Single by Natti Natasha and Bad Bunny
- Language: Spanish
- English title: "Lovers for One Night"
- Released: 12 January 2018
- Genre: Reggaeton; indie pop; baroque pop;
- Length: 3:45
- Label: Pina
- Songwriters: Natalia Gutiérrez; Benito Martínez; Ramón Ayala; Michael Delgado; Alexis Guzmán; Luian Nieves; Jean Carlos Pacheco; Rafael Pina; Juan Rivera; Edgar Semper-Vargas; Xavier Semper-Vargas;
- Producers: Daddy Yankee; MikeyTone; Gaby Music;

Natti Natasha singles chronology
| "Criminal" (2017) | "Amantes de una Noche" (2018) | "Tonta" (2018) |

Bad Bunny singles chronology
| "Chambea" (2017) | "Amantes de una Noche" (2018) | "El Baño" (2018) |

Music video
- "Amantes de una Noche" on YouTube

= Amantes de una Noche =

"Amantes de una Noche" is a song by Dominican singer Natti Natasha and Puerto Rican rapper Bad Bunny, released by Pina Records on 12 January 2018.

==Background==
"Amantes de una Noche" was written by two singers, Alexis Guzmán, DJ Luian, Jean Carlos Pacheco, Mambo Kingz, and its producers Daddy Yankee, MikeyTone and Gaby Music. It is a midtempo reggaeton song.

==Music video==
The music video for "Amantes de una Noche" was directed by Venezuelan director Nuno Gómes and filmed in Miami. Gómes previously directed Natasha's music video for "Criminal". The singer revealed that she portrayed a character in the video because she personally does not identify with being comfortable with one-night stands. "It is a situation that occurs a lot in the world and I thought ... why not dedicate a topic to that?", she explained. Regarding the filming process, Natasha said, "I didn't take it as if I was recording a video, but as if I was at a real party."
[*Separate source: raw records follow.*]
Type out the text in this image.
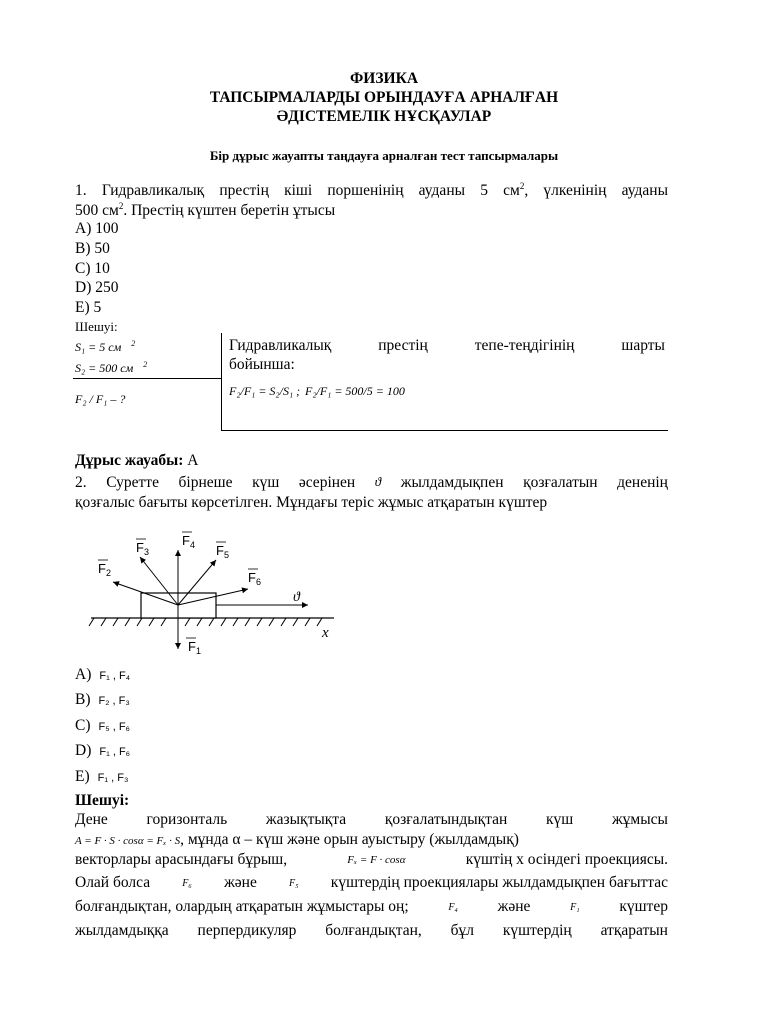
ФИЗИКА
ТАПСЫРМАЛАРДЫ ОРЫНДАУҒА АРНАЛҒАН
ӘДІСТЕМЕЛІК НҰСҚАУЛАР
Бір дұрыс жауапты таңдауға арналған тест тапсырмалары
1. Гидравликалық престің кіші поршенінің ауданы 5 $см^2$, үлкенінің ауданы
500 $см^2$. Престің күштен беретін ұтысы
A) 100
B) 50
C) 10
D) 250
E) 5
Шешуі:
S₁ = 5 см $^2$
S₂ = 500 см $^2$
F₂ / F₁ – ?
Гидравликалық	престің	тепе-теңдігінің	шарты
бойынша:
F₂/F₁ = S₂/S₁ ; F₂/F₁ = 500/5 = 100
Дұрыс жауабы: A
2. Суретте бірнеше күш әсерінен ϑ жылдамдықпен қозғалатын дененің
қозғалыс бағыты көрсетілген. Мұндағы теріс жұмыс атқаратын күштер
x
$F_1$
$F_2$
$F_3$
$F_4$ $F_5$
$F_6$
ϑ
A) F₁ , F₄
B) F₂ , F₃
C) F₅ , F₆
D) F₁ , F₆
E) F₁ , F₃
Шешуі:
Дене горизонталь жазықтықта қозғалатындықтан күш жұмысы
A = F · S · cosα = Fₓ · S, мұнда α – күш және орын ауыстыру (жылдамдық)
векторлары арасындағы бұрыш,	Fₓ = F · cosα	күштің x осіндегі проекциясы.
Олай болса	F₆ және	F₅ күштердің проекциялары жылдамдықпен бағыттас
болғандықтан, олардың атқаратын жұмыстары оң;	F₄	және	F₁	күштер
жылдамдыққа перпердикуляр болғандықтан, бұл күштердің атқаратын
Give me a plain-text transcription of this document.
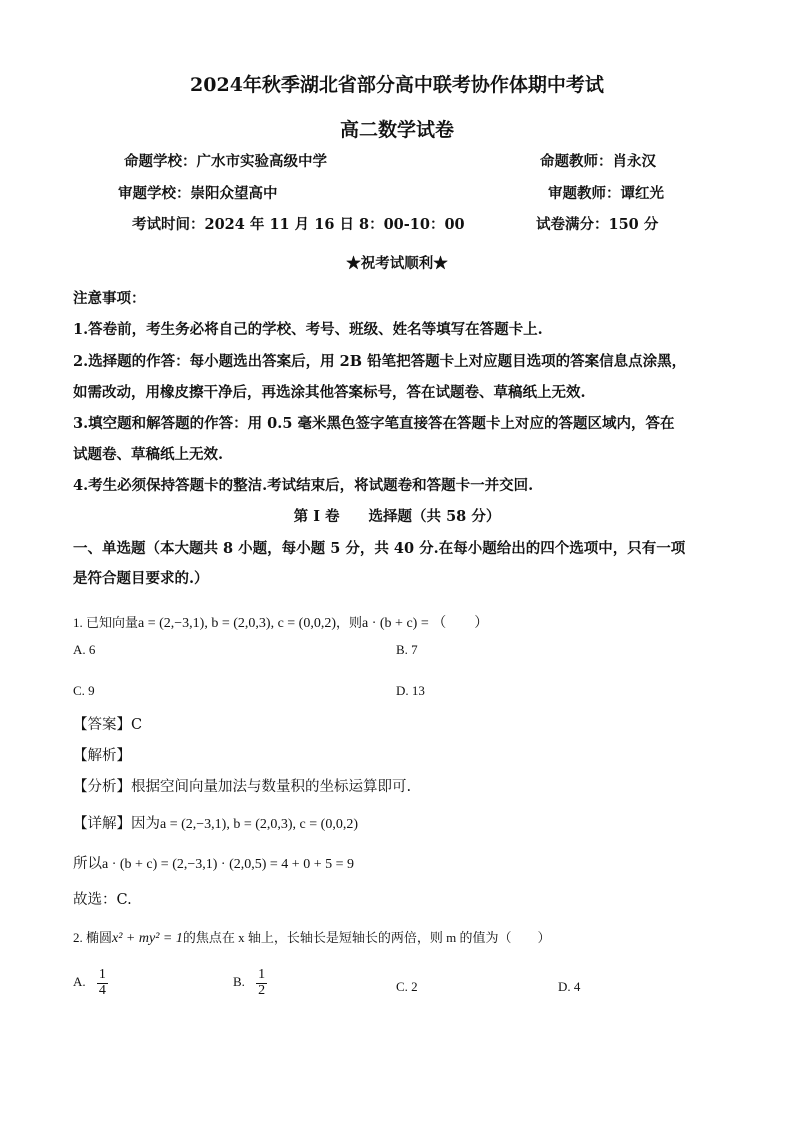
2024年秋季湖北省部分高中联考协作体期中考试
高二数学试卷
命题学校：广水市实验高级中学	命题教师：肖永汉
审题学校：崇阳众望高中	审题教师：谭红光
考试时间：2024 年 11 月 16 日 8：00-10：00	试卷满分：150 分
★祝考试顺利★
注意事项：
1.答卷前，考生务必将自己的学校、考号、班级、姓名等填写在答题卡上.
2.选择题的作答：每小题选出答案后，用 2B 铅笔把答题卡上对应题目选项的答案信息点涂黑，
如需改动，用橡皮擦干净后，再选涂其他答案标号，答在试题卷、草稿纸上无效.
3.填空题和解答题的作答：用 0.5 毫米黑色签字笔直接答在答题卡上对应的答题区域内，答在
试题卷、草稿纸上无效.
4.考生必须保持答题卡的整洁.考试结束后，将试题卷和答题卡一并交回.
第 I 卷　　选择题（共 58 分）
一、单选题（本大题共 8 小题，每小题 5 分，共 40 分.在每小题给出的四个选项中，只有一项
是符合题目要求的.）
1. 已知向量a = (2,−3,1), b = (2,0,3), c = (0,0,2)，则a · (b + c) = （　　）
A. 6	B. 7
C. 9	D. 13
【答案】C
【解析】
【分析】根据空间向量加法与数量积的坐标运算即可.
【详解】因为a = (2,−3,1), b = (2,0,3), c = (0,0,2)
所以a · (b + c) = (2,−3,1) · (2,0,5) = 4 + 0 + 5 = 9
故选：C.
2. 椭圆x² + my² = 1的焦点在 x 轴上，长轴长是短轴长的两倍，则 m 的值为（　　）
A. $\frac{1}{4}$	B. $\frac{1}{2}$	C. 2	D. 4
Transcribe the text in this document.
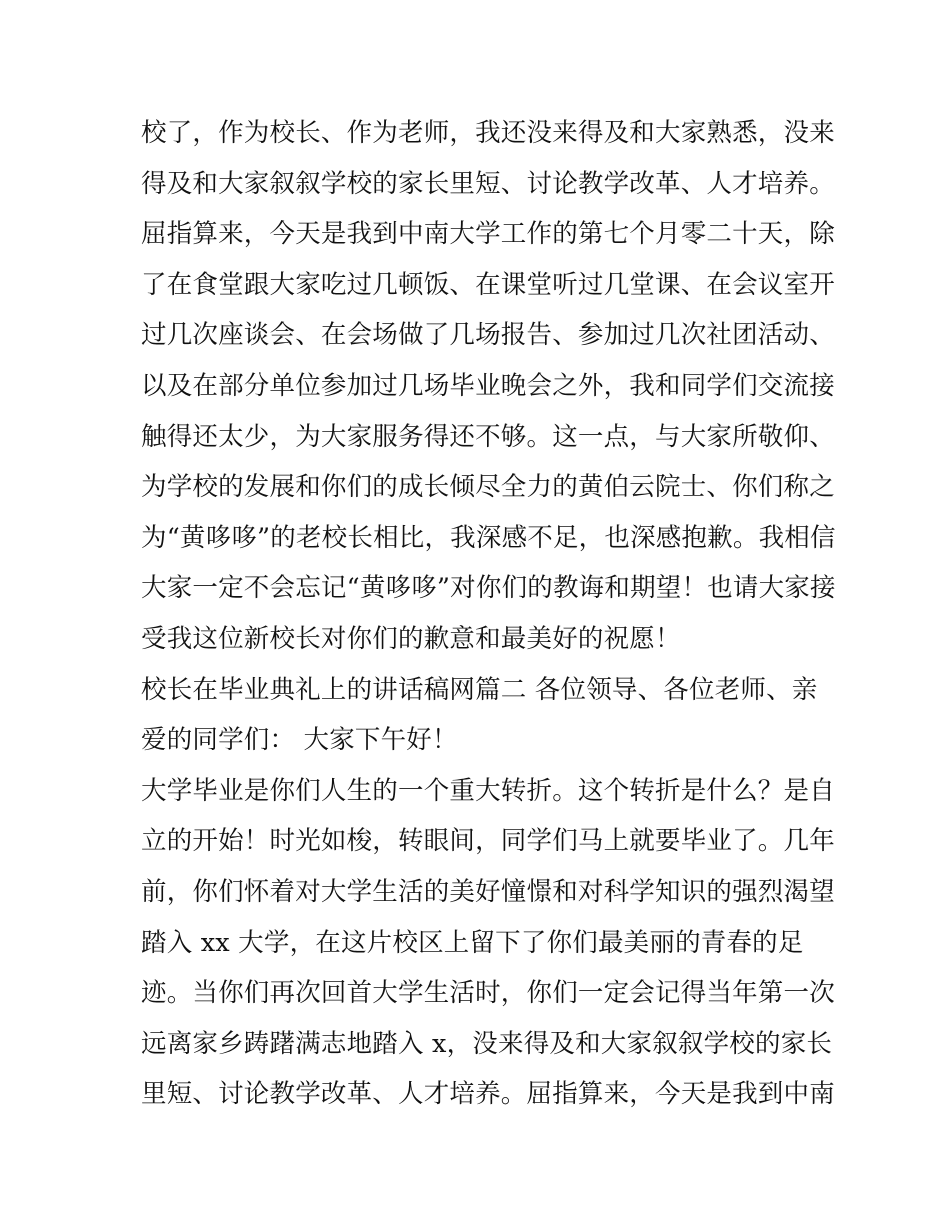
校了，作为校长、作为老师，我还没来得及和大家熟悉，没来
得及和大家叙叙学校的家长里短、讨论教学改革、人才培养。
屈指算来，今天是我到中南大学工作的第七个月零二十天，除
了在食堂跟大家吃过几顿饭、在课堂听过几堂课、在会议室开
过几次座谈会、在会场做了几场报告、参加过几次社团活动、
以及在部分单位参加过几场毕业晚会之外，我和同学们交流接
触得还太少，为大家服务得还不够。这一点，与大家所敬仰、
为学校的发展和你们的成长倾尽全力的黄伯云院士、你们称之
为“黄哆哆”的老校长相比，我深感不足，也深感抱歉。我相信
大家一定不会忘记“黄哆哆”对你们的教诲和期望！也请大家接
受我这位新校长对你们的歉意和最美好的祝愿！
校长在毕业典礼上的讲话稿网篇二 各位领导、各位老师、亲
爱的同学们： 大家下午好！
大学毕业是你们人生的一个重大转折。这个转折是什么？是自
立的开始！时光如梭，转眼间，同学们马上就要毕业了。几年
前，你们怀着对大学生活的美好憧憬和对科学知识的强烈渴望
踏入 xx 大学，在这片校区上留下了你们最美丽的青春的足
迹。当你们再次回首大学生活时，你们一定会记得当年第一次
远离家乡踌躇满志地踏入 x，没来得及和大家叙叙学校的家长
里短、讨论教学改革、人才培养。屈指算来，今天是我到中南
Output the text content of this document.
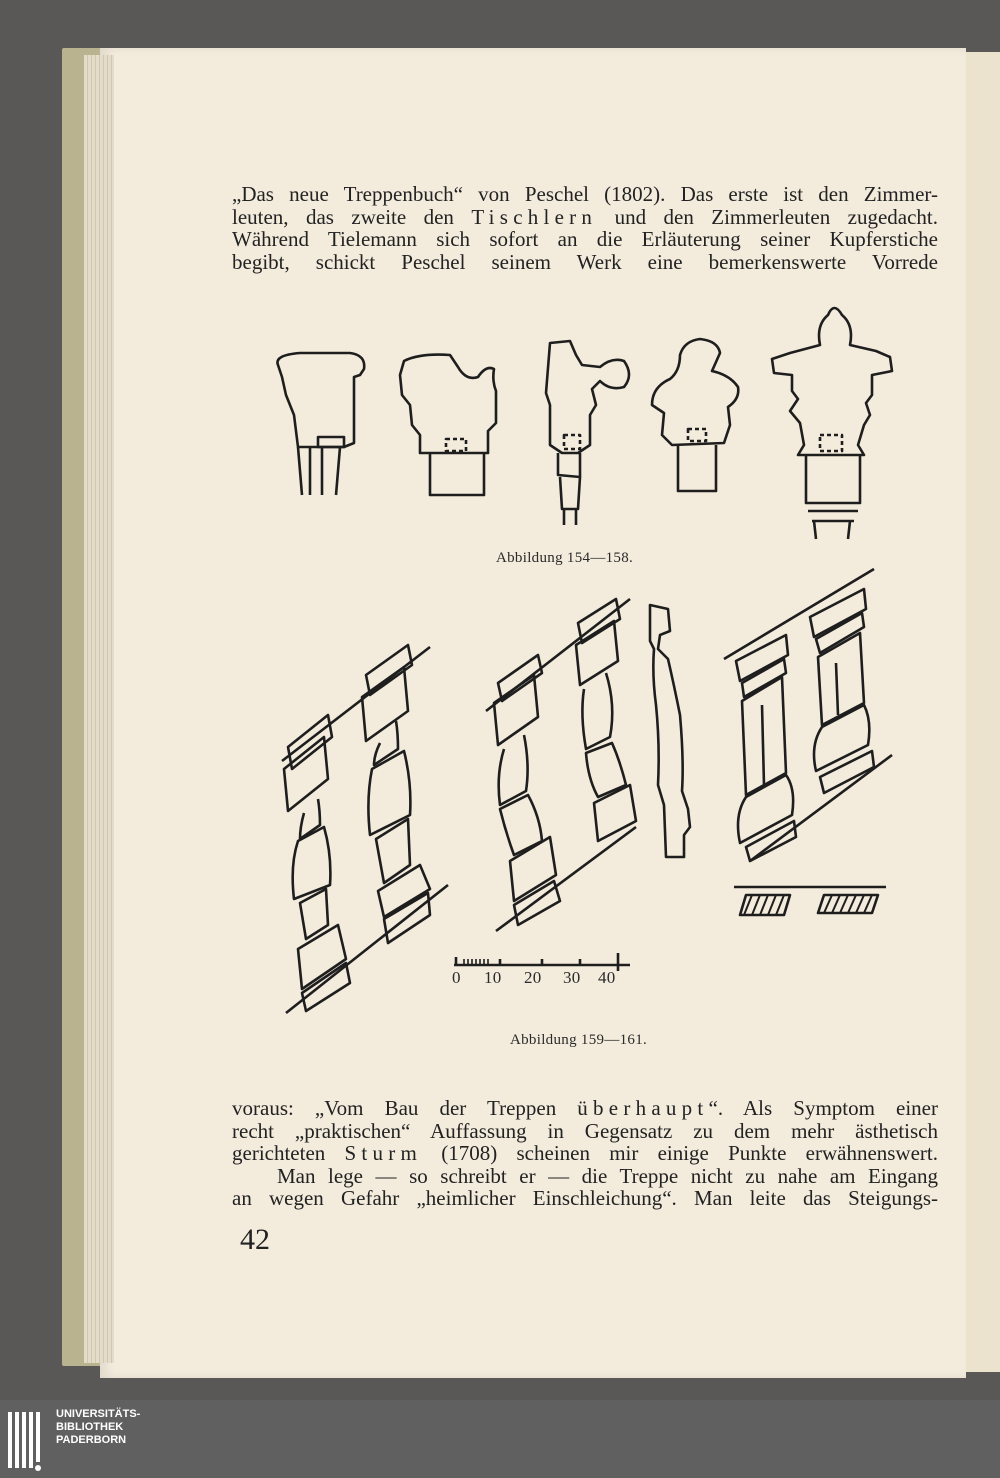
„Das neue Treppenbuch“ von Peschel (1802). Das erste ist den Zimmer-
leuten, das zweite den Tischlern und den Zimmerleuten zugedacht.
Während Tielemann sich sofort an die Erläuterung seiner Kupferstiche
begibt, schickt Peschel seinem Werk eine bemerkenswerte Vorrede
Abbildung 154—158.
0 10 20 30 40
Abbildung 159—161.
voraus: „Vom Bau der Treppen überhaupt“. Als Symptom einer
recht „praktischen“ Auffassung in Gegensatz zu dem mehr ästhetisch
gerichteten Sturm (1708) scheinen mir einige Punkte erwähnenswert.
Man lege — so schreibt er — die Treppe nicht zu nahe am Eingang
an wegen Gefahr „heimlicher Einschleichung“. Man leite das Steigungs-
42
UNIVERSITÄTS-
BIBLIOTHEK
PADERBORN
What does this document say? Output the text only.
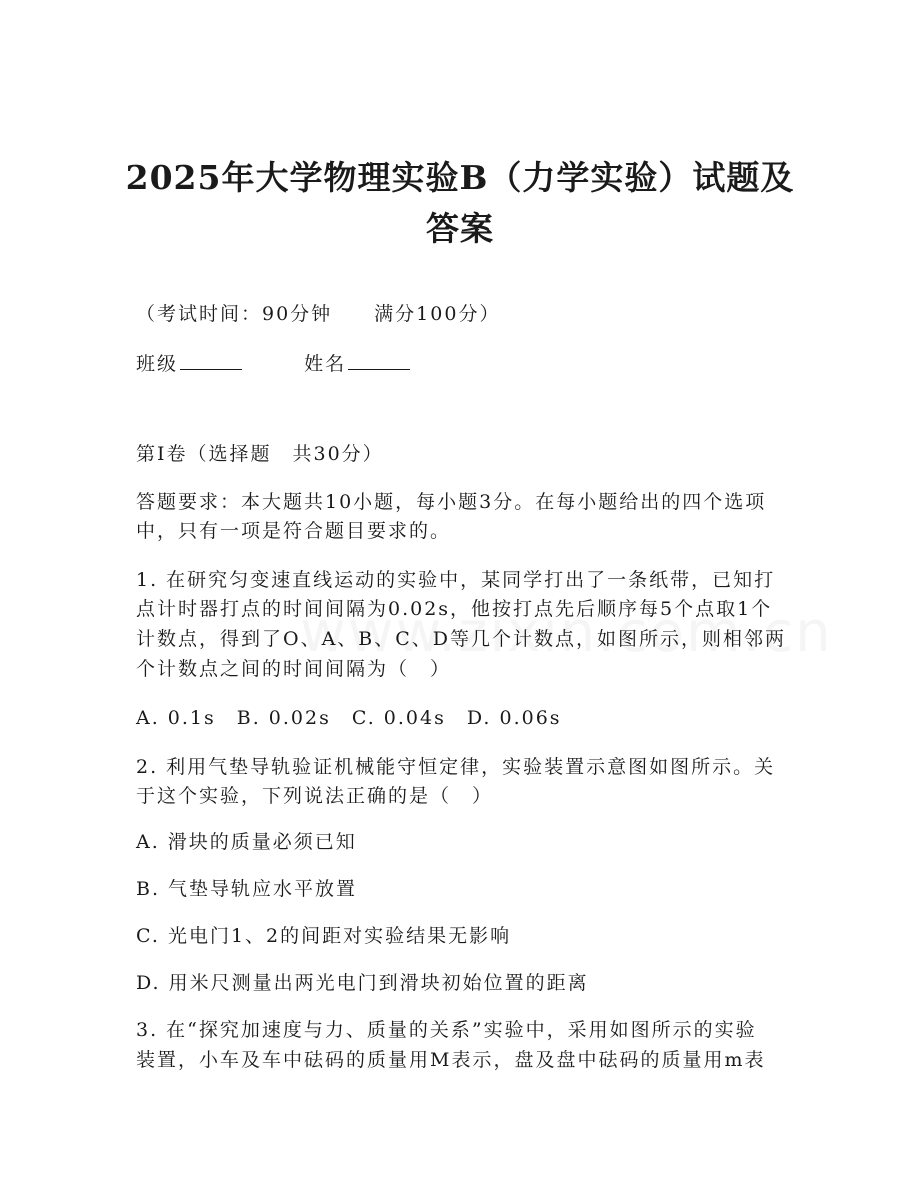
2025年大学物理实验B（力学实验）试题及
答案
（考试时间：90分钟　　满分100分）
班级	姓名
第Ⅰ卷（选择题　共30分）
答题要求：本大题共10小题，每小题3分。在每小题给出的四个选项
中，只有一项是符合题目要求的。
1. 在研究匀变速直线运动的实验中，某同学打出了一条纸带，已知打
点计时器打点的时间间隔为0.02s，他按打点先后顺序每5个点取1个
计数点，得到了O、A、B、C、D等几个计数点，如图所示，则相邻两
个计数点之间的时间间隔为（　）
A. 0.1s　B. 0.02s　C. 0.04s　D. 0.06s
2. 利用气垫导轨验证机械能守恒定律，实验装置示意图如图所示。关
于这个实验，下列说法正确的是（　）
A. 滑块的质量必须已知
B. 气垫导轨应水平放置
C. 光电门1、2的间距对实验结果无影响
D. 用米尺测量出两光电门到滑块初始位置的距离
3. 在“探究加速度与力、质量的关系”实验中，采用如图所示的实验
装置，小车及车中砝码的质量用M表示，盘及盘中砝码的质量用m表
The music video received over 52 million on YouTube in its first week of release, and has since surpassed over 390 million views on the platform. Marjua Estevez of Billboard called it a "sizzling video" and "a lesson from Natti on how to hook-and-catch Mr. Man". However, other reviewers were critical of Natasha's appearance. In Hoy, Tommy Calle wrote that she was used to add visual appeal and "left little to the imagination". Sergio Burstein of The Baltimore Sun accused Natasha of appeasing to men and sexism through "the usual game of the industry" and "absolute lack of prejudice to constantly show herself in intimate clothing from the most daring in order to awaken desire by highlighting her obvious physical benefits."

==Charts==
===Weekly charts===

| Chart (2018) | Peak position |
|---|---|
| Argentina Hot 100 (Billboard) | 73 |
| Dominican Republic (Monitor Latino) | 3 |
| Honduras (Monitor Latino) | 18 |
| Spain (Promusicae) | 48 |
| US Hot Latin Songs (Billboard) | 25 |

===Year-end charts===

| Chart (2018) | Position |
|---|---|
| Dominican Republic (Monitor Latino) | 10 |
| El Salvador (Monitor Latino) | 79 |
| Honduras (Monitor Latino) | 58 |
| Nicaragua (Monitor Latino) | 85 |
| US Hot Latin Songs (Billboard) | 88 |

==Certifications==

| Region | Certification | Certified units/sales |
| Spain (Promusicae) | Platinum | 60,000^{‡} |
| United States (RIAA) | 2× Platinum (Latin) | 120,000^{‡} |
^{‡} Sales+streaming figures based on certification alone.